Blog: Over zwembandjes, zwemdiploma’s, zwemles en zwemveiligheid

Door: Titeke Postma*

De zomer is (eindelijk) in volle gang. Van diverse kanten komen enthousiaste berichten over records in de buitenbaden: het grootste aantal bezoekers op een dag en/of het grootste aantal verkochte abonnementen. Veel zwembaden zijn vanaf het startschot van de Nationale Maand van de Zwemveiligheid bezig met de Nationale ZwemChallenge en/of het opfrissen van zwemvaardigheden. Je ziet ook steeds vaker zwemlessen die plaatsvinden in buitenwater. We zijn goed bezig! Toch is er, zoals ieder jaar, ook een keerzijde. Er zijn alweer meerdere verdrinkingen gemeld. In Overdinkel verdronk een zevenjarige jongen in ondiep water. Hij kon niet zwemmen, maar er was ook verbazing: ‘Hoe is het mogelijk dat je verdrinkt in water dat zo ondiep is?’ Na melding van een bijna verdrinking deed een wijkagent een emotionele oproep: ‘Doe je kind zwembandjes om!’ Genoeg inspiratie voor mij om een nieuwe blog te schrijven. Deze keer over zwembandjes, zwemdiploma’s, zwemles en zwemveiligheid. Wat kunnen we nóg beter doen om de zwemveiligheid te bevorderen?
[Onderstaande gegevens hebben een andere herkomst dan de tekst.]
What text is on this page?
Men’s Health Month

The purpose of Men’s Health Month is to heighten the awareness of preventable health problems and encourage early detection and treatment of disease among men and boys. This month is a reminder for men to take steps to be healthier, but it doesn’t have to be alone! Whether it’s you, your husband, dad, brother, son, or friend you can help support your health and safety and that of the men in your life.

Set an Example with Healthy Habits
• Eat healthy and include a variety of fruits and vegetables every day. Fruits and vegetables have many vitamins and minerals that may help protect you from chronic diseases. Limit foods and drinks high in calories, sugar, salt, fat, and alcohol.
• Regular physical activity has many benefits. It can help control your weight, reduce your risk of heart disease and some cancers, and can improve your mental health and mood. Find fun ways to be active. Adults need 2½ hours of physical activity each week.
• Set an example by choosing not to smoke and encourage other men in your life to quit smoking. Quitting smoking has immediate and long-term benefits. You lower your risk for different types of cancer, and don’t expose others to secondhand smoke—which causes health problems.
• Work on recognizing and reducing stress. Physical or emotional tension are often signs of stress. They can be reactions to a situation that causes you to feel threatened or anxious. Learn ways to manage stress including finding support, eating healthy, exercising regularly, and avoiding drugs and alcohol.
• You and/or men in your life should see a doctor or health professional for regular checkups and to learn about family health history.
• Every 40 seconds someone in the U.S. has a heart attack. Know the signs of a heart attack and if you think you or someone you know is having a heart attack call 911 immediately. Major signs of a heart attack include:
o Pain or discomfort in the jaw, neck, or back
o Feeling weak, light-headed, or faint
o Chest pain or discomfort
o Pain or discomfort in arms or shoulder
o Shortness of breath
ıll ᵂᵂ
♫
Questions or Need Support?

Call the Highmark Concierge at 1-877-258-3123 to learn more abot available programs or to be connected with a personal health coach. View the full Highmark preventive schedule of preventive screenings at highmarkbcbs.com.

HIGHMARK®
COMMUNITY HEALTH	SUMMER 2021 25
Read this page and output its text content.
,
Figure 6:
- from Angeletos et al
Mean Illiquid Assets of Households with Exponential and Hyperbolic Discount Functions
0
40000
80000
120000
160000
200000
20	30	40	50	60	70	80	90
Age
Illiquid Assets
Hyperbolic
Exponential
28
Zwembandjes en zwemveiligheid
‘Bandjes van 5 euro hadden ervoor kunnen zorgen dat het 6-jarige jongetje nu op de middelbare school had gezeten’. De hiervoor genoemde wijkagent suggereert dat zwembandjes hét wondermiddel zijn om verdrinkingen te voorkomen. Ik krijg daar altijd kriebels van en ben het er niet mee eens. Natuurlijk valt een kind met zwembandjes op. Er is ook sprake van een signaal. Je weet als toeschouwer: hier is een kind dat niet kan zwemmen. Maar wordt het kind zwemveiliger? De definitie van zwemveiligheid luidt dat je zwemveilig bent ‘als je in staat bent om in en om het water te overleven en op een veilige manier te bewegen en te recreëren in de Nederlandse watercultuur’. De zwemveiligheid wordt beïnvloed door persoonlijke- en omgevingsfactoren en de activiteit die wordt uitgevoerd.

Door het dragen van bandjes kán een kind meer opvallen in de omgeving. Maar dit geldt alleen als je het kind ziet. Dus als ouder moet je blijven opletten, alleen dan wordt de zwemveiligheid groter.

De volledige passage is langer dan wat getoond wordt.